Transactional Analysis theory supports understanding ego states (Parent, Adult, Child) which give a deep understanding into one’s behaviors. This helps to decode communication patterns to resolve emotional problems to bring a change within while improving communication with self and our understanding of the world.
2. What are the 3 ego states of Transactional analysis?
Ego states are a consistent set of patterns.
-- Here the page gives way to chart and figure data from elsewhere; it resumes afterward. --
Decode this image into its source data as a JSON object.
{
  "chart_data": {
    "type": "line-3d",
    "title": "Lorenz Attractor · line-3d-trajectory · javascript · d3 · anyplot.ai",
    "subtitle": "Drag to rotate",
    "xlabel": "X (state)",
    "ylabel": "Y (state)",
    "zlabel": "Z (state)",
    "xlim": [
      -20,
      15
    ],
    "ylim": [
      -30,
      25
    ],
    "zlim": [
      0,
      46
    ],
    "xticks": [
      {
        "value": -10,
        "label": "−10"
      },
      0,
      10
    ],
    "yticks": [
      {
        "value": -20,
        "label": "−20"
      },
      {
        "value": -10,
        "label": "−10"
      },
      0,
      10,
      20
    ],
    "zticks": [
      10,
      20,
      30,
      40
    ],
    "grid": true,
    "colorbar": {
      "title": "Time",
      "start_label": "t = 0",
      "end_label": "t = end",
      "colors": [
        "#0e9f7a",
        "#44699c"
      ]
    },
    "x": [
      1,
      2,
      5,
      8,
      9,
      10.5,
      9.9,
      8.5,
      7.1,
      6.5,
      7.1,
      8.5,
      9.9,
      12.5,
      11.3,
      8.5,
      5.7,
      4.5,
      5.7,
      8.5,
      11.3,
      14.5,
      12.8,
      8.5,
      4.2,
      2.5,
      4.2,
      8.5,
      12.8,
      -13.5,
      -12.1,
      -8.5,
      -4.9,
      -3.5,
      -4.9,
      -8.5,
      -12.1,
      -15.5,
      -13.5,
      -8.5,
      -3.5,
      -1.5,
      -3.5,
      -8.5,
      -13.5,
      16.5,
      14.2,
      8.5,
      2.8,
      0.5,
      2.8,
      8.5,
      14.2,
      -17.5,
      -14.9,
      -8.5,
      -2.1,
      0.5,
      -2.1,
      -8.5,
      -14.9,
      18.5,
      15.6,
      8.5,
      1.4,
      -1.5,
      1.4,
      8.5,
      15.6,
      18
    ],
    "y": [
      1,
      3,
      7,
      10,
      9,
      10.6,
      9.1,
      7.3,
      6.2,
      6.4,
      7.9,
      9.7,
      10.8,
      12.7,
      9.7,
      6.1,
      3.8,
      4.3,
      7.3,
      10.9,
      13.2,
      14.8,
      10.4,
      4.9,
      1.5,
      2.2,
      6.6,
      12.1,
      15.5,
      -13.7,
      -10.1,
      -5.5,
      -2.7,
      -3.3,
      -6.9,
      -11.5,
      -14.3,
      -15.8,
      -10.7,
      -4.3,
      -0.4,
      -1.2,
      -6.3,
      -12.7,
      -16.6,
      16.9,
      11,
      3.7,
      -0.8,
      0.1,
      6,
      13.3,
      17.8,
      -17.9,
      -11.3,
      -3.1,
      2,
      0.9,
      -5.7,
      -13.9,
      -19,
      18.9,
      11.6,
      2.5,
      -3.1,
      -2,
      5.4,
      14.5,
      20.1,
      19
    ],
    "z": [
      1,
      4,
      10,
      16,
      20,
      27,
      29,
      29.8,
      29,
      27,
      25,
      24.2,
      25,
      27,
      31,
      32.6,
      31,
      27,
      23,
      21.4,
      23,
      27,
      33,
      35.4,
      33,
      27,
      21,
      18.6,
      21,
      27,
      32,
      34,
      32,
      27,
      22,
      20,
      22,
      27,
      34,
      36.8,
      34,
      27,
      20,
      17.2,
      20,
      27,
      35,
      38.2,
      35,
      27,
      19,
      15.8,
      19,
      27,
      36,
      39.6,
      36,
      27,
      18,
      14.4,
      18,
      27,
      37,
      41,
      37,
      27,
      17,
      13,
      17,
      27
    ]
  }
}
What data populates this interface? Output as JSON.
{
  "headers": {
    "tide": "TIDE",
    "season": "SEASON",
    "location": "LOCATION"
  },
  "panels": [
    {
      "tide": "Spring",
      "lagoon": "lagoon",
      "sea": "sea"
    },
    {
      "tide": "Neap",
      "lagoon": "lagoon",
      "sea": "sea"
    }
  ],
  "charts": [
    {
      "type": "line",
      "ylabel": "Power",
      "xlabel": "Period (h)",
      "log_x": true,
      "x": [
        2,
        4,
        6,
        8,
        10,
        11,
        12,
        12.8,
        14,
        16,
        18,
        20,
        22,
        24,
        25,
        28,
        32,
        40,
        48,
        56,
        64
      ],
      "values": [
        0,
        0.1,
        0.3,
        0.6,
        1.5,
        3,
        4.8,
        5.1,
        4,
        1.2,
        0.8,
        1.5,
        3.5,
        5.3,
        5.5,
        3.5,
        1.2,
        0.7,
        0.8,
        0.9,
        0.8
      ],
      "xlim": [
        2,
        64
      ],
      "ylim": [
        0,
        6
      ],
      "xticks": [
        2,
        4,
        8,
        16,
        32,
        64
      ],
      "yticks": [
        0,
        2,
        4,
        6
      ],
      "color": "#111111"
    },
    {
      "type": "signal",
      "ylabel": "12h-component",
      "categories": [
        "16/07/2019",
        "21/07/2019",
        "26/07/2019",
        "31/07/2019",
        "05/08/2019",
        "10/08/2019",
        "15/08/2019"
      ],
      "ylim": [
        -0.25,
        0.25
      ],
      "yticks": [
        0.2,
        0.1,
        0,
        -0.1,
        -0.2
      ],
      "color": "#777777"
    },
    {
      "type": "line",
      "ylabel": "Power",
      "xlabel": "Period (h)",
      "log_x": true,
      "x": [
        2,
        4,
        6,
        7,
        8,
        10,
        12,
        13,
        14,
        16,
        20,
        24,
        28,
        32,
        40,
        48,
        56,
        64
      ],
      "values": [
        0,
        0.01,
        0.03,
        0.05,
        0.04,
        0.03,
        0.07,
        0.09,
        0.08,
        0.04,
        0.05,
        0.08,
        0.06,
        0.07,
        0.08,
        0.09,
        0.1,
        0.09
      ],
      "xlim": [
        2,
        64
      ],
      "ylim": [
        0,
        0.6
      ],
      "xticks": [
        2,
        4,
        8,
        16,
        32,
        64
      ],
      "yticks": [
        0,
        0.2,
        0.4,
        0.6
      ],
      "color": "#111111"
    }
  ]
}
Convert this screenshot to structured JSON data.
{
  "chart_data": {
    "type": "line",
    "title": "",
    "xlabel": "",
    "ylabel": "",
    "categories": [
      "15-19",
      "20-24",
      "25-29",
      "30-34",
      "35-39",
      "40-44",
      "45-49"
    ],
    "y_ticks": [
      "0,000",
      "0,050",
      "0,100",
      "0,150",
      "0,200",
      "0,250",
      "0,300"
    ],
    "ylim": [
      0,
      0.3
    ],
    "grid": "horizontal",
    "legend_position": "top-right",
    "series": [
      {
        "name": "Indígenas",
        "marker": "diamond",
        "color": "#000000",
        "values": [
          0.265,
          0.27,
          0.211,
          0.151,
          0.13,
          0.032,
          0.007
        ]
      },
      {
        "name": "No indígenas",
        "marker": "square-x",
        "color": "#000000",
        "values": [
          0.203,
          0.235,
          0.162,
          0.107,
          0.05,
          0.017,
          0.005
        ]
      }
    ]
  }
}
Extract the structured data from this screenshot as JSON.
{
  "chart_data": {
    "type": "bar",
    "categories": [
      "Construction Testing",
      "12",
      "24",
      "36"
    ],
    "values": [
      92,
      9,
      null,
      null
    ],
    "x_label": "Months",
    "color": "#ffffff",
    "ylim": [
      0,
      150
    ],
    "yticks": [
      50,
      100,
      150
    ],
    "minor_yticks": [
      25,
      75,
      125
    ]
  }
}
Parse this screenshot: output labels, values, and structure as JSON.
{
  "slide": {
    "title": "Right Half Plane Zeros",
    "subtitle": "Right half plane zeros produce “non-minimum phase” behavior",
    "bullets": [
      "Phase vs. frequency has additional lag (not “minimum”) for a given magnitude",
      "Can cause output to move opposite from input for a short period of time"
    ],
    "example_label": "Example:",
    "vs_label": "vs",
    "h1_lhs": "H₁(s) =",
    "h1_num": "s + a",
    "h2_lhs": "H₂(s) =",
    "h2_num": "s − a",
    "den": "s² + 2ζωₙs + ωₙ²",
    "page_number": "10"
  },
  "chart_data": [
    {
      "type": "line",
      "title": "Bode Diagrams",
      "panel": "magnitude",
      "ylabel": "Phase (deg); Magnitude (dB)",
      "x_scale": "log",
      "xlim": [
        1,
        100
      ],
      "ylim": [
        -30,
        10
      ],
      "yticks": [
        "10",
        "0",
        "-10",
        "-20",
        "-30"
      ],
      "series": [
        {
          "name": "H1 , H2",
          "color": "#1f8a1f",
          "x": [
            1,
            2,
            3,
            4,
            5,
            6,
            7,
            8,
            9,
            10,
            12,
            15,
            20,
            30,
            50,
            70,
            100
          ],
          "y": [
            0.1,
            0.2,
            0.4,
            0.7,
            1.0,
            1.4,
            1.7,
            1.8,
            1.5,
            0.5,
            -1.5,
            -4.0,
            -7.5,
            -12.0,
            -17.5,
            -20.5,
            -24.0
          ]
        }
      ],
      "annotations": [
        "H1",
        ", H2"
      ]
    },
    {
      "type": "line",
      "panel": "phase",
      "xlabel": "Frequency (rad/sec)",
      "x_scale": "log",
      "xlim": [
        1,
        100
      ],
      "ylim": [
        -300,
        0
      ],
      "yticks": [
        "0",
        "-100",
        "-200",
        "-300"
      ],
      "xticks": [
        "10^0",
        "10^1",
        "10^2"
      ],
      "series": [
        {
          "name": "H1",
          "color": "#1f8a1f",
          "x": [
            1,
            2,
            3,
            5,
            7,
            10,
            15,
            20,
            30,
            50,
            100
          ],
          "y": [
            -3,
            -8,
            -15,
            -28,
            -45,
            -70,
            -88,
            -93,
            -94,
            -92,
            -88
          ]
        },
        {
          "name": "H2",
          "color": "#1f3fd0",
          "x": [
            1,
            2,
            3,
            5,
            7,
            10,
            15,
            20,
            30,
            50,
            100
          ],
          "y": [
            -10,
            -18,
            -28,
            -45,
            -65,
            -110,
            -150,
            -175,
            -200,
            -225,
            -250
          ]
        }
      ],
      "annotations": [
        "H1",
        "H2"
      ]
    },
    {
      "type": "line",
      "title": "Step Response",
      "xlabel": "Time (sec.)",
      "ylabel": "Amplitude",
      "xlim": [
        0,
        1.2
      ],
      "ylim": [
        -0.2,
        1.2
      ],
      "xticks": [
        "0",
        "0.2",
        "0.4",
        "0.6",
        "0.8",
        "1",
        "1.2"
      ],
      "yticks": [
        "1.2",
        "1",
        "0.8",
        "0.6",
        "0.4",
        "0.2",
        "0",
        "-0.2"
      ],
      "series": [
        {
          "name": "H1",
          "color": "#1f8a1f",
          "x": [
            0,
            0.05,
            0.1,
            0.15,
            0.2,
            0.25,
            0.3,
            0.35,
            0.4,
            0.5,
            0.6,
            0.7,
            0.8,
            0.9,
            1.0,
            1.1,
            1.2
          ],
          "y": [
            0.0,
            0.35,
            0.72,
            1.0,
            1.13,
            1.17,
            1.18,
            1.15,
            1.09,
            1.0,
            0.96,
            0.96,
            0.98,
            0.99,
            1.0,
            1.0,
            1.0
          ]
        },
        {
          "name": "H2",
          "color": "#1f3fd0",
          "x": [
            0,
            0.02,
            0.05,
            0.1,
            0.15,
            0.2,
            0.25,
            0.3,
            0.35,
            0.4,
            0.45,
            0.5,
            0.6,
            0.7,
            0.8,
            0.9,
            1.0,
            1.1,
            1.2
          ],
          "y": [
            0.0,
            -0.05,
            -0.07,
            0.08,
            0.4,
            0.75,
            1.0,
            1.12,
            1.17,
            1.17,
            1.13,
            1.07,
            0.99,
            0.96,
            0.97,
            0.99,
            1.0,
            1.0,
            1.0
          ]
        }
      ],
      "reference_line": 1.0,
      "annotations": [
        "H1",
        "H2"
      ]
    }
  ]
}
A human may choose to feel, think, or behavior in any one/all of the following states.
Parent: One responds the way a parent/caregiver would.
Adult: One responds in the here and now in a straightforward manner.
Child: One responds with the emotions experienced as a child.
3. What are the key concepts of transactional analysis?
1) Ego States or the Parent-Adult-Child (PAC) Model
Behaviors learned from parents, experienced as a child, or in the present.
2) Life Positions
Positions we take early on based on psychological patterns.
3) Life Scripts
A Life Plan that one believes in.
4) Transactions and Strokes
Understand communication style, different types of strokes.
An ongoing set of transactions with a predictable outcome.
4. What are the types of transactional analysis?
TA study includes the following types of transactions:
- Ulterior (Duplex transactions, Angular transactions)
- Bulls-eye Transactions
A change with awareness of ego-state is useful to transact in a healthy way. This leads to impactful communication if you choose to transact with awareness.
5. What is transactional analysis used for?
Transactional Analysis is often used as a part of counseling as it includes key concepts for understanding personalities, thought patterns, and behaviors. The therapist explores one’s personality and how it has been shaped by experiences. It is also used as an effective tool for coaching to unlock true potential.